But in the early 1960s, as engines began producing staggering amounts of horsepower and sports-car speeds approached 200 miles per hour, these slick shapes also exhibited a dangerous tendency to lift off the track—to fly. The dark side of the air's fury was revealed for all to see.

"Lift is a function of surface area," explains longtime racing designer Peter Brock, "so with open-wheelers like the prewar Mercedes GPs, where the body is just a little cigar, even though they were going maybe 180-200 miles per hour, body lift wasn't a real problem. The wheels themselves were the biggest source of lift and drag. But then in the late '50s, early '60s, you started getting fendered cars going that fast at Le Mans and places like that. Then you had a real problem."

 

One of the racers encountering this problem was Jim Hall, a maverick driver and racing designer from Midlands , Texas . Trained as an engineer, Hall contracted with Troutman and Barnes to build his first racecar in 1961 and named it after a bird common to his home in the prairies—the chaparral cock, or roadrunner. Two years later, he decided to construct his next Chaparral himself.

Hall's Chevrolet-powered Chaparrals were engineered to be light yet stiff, and soon they sported radical innovations like an ingenious 3-speed automatic gearbox. They were blindingly fast. But they were also dangerous. "When we built the first Chaparral it had a tremendous amount of lift in the front end." Hall makes two fists and raises them to shoulder level, gripping an invisible steering wheel which he saws back and forth. "In fact, on the straightaway, I could take it above 150 mph and turn the wheel from side to side like this and it wouldn't even effect the car. The car would just go straight on."

It was a common problem, one also experienced by Mario Andretti, who drove everything from stock cars to open-wheelers and sports cars in those days. "We were getting a lot of lift," says Andretti. He runs his hand over an imaginary shape, tracing the smooth, flowing lines of a mid-'60s sportsracer. "In terms of aerodynamic design, it was kind of a ‘it-looks-good' type of thing."

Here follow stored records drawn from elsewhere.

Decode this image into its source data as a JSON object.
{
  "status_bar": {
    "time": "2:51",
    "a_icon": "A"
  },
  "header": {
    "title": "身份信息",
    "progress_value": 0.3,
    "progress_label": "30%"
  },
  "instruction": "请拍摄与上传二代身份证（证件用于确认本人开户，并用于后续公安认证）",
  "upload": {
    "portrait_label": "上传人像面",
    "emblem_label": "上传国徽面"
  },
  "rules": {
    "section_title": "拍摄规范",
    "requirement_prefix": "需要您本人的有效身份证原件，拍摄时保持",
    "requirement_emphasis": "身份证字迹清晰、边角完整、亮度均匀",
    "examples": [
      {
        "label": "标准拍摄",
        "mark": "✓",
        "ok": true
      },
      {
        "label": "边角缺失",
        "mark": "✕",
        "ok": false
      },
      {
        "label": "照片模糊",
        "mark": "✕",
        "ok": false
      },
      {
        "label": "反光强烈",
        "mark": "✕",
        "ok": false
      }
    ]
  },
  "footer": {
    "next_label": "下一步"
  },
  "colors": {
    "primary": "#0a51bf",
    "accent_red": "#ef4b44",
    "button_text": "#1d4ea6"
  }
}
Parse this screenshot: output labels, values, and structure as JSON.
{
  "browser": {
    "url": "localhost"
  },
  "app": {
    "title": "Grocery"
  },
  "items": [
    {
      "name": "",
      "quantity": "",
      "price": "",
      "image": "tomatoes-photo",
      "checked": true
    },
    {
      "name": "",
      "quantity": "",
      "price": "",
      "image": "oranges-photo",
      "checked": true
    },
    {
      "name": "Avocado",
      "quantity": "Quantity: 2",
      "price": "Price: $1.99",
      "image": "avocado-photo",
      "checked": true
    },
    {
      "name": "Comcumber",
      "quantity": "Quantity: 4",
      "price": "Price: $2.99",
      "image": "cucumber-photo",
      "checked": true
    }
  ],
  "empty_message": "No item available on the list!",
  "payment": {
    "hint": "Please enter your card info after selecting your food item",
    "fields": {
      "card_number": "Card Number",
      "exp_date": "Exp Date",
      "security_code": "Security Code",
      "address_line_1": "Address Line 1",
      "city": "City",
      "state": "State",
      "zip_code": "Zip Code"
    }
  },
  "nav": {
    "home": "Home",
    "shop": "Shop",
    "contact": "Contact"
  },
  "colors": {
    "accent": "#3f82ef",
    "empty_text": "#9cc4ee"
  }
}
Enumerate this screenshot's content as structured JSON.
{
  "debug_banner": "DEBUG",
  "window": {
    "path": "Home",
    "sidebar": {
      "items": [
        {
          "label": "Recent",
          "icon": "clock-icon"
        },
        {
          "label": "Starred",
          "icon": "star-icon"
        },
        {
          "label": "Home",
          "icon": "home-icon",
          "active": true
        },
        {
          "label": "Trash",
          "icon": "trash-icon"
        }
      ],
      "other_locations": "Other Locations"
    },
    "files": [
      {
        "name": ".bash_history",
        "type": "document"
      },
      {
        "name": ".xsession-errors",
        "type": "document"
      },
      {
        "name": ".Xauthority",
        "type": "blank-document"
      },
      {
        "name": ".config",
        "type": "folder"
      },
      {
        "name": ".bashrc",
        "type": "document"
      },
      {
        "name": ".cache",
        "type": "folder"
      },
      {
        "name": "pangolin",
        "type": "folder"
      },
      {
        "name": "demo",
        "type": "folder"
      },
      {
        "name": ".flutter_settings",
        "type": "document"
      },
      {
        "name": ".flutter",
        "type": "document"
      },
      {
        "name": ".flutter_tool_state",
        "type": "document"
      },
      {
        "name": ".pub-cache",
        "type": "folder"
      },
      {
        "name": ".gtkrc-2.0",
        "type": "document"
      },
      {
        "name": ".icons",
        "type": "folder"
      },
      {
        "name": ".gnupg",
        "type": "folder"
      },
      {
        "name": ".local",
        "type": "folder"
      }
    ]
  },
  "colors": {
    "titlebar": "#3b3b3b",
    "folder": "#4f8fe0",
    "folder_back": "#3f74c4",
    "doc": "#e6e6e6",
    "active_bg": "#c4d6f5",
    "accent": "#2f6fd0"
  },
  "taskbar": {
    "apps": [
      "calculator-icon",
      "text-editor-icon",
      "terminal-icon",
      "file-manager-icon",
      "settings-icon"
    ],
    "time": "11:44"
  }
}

But Jim Hall realized that lift was actually caused by the streamlined shape of these sports cars, which at high speeds acted like an airfoil to lift them off the track. Like others in the early 1960s, he was already using angled trim panels—spoilers—to generate pressure at the front and rear of the body and therefore combat lift. This solution only came at an increase in drag that Hall deemed unacceptable, however. His alternative solution, developed and worked out with covert engineering assistance from Chevrolet, debuted at Bridge- hampton in 1966. Jim Hall affixed a real airfoil—an inverted wing—to stilt-like struts and attached these directly to the car's rear-suspension uprights. He had already learned that attaching a major source of downforce to the body dictated uncomfortably stiff springs to hold the car up. Putting this pressure directly onto the unsprung suspension components obviated the problem.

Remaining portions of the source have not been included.